Thread (151 messages) 151 messages, 6 authors, 2017-05-11

Re: [PATCH 10/26] Check for EOF while parsing mails

From: Johannes Schindelin <hidden>
Date: 2017-04-28 13:36:43

Hi Peff,

On Fri, 28 Apr 2017, Jeff King wrote:
On Fri, Apr 28, 2017 at 12:41:02PM +0200, Johannes Schindelin wrote:
quoted
But then, I guess I misunderstood what Coverity complained about:
maybe the problem was not so much the isspace() call but that EOF is
not being handled correctly.
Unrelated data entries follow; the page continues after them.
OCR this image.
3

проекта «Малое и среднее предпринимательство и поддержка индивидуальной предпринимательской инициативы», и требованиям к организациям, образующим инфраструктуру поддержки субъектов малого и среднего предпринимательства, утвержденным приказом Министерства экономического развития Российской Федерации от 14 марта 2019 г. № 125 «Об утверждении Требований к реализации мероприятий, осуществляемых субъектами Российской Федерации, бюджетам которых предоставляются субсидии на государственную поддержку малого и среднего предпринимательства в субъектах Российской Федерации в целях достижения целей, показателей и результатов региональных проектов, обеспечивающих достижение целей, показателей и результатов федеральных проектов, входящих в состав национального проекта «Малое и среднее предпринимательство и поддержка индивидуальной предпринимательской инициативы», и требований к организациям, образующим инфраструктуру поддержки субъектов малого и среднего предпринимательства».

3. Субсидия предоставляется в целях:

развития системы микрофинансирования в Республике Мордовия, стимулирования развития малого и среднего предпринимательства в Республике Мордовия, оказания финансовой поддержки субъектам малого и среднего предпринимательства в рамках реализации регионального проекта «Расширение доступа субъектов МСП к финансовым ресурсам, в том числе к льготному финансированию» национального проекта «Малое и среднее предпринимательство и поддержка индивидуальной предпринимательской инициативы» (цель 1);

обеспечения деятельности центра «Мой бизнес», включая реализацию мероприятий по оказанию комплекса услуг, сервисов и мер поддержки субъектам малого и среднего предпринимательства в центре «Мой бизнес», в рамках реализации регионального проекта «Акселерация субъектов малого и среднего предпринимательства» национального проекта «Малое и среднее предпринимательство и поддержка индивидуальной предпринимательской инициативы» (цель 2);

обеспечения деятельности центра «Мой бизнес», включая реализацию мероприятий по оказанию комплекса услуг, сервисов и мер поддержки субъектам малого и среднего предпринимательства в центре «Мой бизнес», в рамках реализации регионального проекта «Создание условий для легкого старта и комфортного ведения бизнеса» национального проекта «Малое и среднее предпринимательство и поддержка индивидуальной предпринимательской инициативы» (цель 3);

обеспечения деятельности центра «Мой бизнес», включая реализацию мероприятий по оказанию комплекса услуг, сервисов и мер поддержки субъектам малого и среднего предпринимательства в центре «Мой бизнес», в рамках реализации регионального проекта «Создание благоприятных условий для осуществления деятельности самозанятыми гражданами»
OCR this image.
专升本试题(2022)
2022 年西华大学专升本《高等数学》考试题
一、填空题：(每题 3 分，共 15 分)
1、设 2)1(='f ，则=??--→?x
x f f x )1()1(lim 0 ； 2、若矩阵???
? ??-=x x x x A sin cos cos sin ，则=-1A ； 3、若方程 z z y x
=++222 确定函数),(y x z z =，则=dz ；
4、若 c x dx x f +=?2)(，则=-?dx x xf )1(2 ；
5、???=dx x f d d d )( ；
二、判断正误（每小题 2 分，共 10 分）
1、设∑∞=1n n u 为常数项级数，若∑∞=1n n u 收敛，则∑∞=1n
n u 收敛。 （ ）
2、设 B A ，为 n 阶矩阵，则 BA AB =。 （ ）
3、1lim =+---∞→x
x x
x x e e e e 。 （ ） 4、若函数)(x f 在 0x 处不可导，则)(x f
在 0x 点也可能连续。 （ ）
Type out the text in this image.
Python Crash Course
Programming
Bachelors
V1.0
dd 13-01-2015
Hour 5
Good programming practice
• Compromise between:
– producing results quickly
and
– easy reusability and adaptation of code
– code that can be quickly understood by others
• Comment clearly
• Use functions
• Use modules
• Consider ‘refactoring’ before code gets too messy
We pass it, unchecked, to ungetc().

It appears that I (or Coverity, if you will), missed another instance
where we simply passed EOF unchecked to ungetc().
I think that is also fine according to the standard.
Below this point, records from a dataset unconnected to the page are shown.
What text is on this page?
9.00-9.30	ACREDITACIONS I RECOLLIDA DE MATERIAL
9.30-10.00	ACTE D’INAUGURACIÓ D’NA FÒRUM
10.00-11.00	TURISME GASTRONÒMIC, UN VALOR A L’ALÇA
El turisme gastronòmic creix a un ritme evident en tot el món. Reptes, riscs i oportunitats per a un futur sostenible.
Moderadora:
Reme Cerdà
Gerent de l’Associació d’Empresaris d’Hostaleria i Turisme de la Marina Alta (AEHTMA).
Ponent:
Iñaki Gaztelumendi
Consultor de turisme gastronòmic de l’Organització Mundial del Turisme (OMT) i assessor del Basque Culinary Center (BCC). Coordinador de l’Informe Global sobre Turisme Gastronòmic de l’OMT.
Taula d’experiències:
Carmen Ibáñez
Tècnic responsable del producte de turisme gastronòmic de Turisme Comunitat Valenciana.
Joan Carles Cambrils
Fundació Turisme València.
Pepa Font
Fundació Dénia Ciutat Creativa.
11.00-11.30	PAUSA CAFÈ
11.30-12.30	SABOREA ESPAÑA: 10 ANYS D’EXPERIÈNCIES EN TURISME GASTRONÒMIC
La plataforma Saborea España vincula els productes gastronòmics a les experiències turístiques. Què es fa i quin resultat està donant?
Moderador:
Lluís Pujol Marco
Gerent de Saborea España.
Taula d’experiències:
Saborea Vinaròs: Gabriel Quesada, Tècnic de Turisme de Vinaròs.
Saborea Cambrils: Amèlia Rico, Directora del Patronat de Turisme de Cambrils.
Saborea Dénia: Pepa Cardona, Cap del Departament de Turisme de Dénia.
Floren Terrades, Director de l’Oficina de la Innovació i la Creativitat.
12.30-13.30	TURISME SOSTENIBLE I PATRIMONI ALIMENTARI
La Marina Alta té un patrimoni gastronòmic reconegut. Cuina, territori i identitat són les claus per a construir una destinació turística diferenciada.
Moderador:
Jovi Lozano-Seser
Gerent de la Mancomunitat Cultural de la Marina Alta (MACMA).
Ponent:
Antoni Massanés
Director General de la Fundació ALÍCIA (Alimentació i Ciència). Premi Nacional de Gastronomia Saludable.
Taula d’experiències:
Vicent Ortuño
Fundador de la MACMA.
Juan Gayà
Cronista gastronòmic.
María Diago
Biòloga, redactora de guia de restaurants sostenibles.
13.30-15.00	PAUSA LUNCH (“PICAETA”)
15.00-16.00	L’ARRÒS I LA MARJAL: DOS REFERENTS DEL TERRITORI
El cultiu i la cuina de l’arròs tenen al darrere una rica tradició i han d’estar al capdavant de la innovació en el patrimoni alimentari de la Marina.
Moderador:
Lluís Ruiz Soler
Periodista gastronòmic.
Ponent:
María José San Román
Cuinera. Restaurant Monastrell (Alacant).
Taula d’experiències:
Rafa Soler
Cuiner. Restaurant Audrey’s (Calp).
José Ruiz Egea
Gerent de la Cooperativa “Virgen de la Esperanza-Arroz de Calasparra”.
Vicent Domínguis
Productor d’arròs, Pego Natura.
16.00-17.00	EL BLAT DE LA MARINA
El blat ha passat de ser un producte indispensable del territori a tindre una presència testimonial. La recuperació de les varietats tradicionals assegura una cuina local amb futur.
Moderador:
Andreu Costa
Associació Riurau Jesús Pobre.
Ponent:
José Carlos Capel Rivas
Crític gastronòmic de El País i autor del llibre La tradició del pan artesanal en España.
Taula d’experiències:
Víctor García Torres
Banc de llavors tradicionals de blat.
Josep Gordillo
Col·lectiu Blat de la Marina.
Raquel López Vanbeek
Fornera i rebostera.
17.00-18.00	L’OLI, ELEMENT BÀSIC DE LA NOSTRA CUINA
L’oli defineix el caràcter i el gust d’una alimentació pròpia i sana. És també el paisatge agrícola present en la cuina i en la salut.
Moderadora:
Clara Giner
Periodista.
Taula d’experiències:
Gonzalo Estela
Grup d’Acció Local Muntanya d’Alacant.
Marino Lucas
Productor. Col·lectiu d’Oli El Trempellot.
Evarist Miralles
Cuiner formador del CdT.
Do you happen to have the exact error from Coverity?
Wow, that was unnecessarily hard. It is a major hassle to get to any
scan other than the latest one.

But I did it. Call me tenatious.

The report says this:

233        do {
   2. negative_return_fn: Function mingw_fgetc(f) returns a negative number.
   3. var_assign: Assigning: signed variable peek = mingw_fgetc.
234                peek = fgetc(f);
   CID 1049734: Negative array index read (NEGATIVE_RETURNS)
   4.  negative_returns: Using variable peek as an index to array sane_ctype.
235        } while (isspace(peek));
236        ungetc(peek, f);

So part of the thing is that we use mingw_fgetc() instead of fgetc().
However, the return value is *still* the one from the "real" fgetc(), even
if we intercept what appears to be a Ctrl+C from an interactive console.
I'm wondering if it is complaining about some aspect of our custom
isspace() when used with EOF.
That would appear to be the real issue, yes, and I should have
double-checked the claim that POSIX isspace() handles EOF properly: we
override isspace() with our own version, after all:

	#define isspace(x) sane_istest(x,GIT_SPACE)

where

	#define sane_istest(x,mask) \
		((sane_ctype[(unsigned char)(x)] & (mask)) != 0)
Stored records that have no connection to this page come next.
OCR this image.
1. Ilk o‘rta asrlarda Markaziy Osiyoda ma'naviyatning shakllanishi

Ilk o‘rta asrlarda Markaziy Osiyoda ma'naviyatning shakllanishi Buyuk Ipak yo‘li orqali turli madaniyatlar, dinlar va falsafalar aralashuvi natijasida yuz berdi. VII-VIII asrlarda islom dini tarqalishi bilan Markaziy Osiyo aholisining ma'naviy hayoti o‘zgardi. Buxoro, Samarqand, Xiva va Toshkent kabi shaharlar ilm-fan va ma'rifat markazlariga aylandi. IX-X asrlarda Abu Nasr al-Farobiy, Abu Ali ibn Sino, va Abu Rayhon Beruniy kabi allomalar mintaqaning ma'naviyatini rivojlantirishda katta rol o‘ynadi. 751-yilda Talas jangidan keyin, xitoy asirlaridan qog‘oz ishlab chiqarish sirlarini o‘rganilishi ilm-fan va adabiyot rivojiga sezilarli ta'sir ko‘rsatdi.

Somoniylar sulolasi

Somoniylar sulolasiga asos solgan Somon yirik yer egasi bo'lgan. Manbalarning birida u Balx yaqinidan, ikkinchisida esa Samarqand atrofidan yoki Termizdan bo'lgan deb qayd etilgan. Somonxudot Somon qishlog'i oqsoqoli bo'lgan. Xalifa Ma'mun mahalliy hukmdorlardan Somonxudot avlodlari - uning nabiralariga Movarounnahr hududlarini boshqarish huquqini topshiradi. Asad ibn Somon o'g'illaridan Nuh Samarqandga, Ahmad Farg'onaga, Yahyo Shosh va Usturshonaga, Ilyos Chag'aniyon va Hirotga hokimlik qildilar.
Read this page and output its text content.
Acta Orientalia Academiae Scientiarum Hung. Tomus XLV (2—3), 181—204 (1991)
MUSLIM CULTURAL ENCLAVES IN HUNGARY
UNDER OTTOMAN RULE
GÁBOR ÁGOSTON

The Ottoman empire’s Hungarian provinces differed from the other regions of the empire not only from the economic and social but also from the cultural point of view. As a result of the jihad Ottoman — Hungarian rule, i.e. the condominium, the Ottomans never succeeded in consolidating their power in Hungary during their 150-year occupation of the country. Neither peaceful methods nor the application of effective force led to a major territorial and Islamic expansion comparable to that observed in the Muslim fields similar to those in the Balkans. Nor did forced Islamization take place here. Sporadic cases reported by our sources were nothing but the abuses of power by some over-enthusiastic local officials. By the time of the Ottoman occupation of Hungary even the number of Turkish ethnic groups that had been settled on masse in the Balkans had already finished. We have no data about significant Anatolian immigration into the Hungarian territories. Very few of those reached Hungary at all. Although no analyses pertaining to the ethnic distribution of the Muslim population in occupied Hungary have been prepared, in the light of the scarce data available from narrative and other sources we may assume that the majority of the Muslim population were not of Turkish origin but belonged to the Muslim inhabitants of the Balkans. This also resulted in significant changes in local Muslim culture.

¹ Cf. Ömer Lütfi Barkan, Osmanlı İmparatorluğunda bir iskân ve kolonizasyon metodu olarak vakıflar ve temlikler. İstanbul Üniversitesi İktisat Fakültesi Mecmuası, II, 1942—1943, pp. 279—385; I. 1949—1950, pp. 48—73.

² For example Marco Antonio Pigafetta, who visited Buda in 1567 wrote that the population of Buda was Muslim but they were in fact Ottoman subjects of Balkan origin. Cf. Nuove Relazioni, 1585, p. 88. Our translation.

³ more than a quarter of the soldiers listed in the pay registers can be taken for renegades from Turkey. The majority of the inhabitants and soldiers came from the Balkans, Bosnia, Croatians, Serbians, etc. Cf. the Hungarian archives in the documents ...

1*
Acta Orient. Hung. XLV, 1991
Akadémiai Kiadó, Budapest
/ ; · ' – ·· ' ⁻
(rewrapped for readability)

As usual, EOF is defined as -1 in Git for Windows' context, meaning that
we look at the last entry of the sane_ctype array, which returns 0 for any
sane_istest(x,mask) test for x >= 0x80:

        /* Nothing in the 128.. range */

So it would appear that it happens to work, but I doubt that it was
intentional.

Having said that, it is really curious why Coverity should get confused by
the code and not realize that casting a negative number to (unsigned char)
will make it valid as an index for the sane_ctype array.

I double-checked, and there is no override for the isspace() function in
what Coverity calls a "model file" (i.e. pseudo code intended to helping
Coverity realize where it can stop reporting false positives).
quoted
The next iteration will have it completely reworked: I no longer guard
the isspace() behind an `!= EOF` check, but rather handle an early EOF
as I think it should be handled. Extra eyes very welcome (this is the
fixup!  patch):
I do think handling EOF explicitly is probably a better strategy anyway,
as it lets us tell when we have an empty patch.
I agree, I came to the same conclusion independently.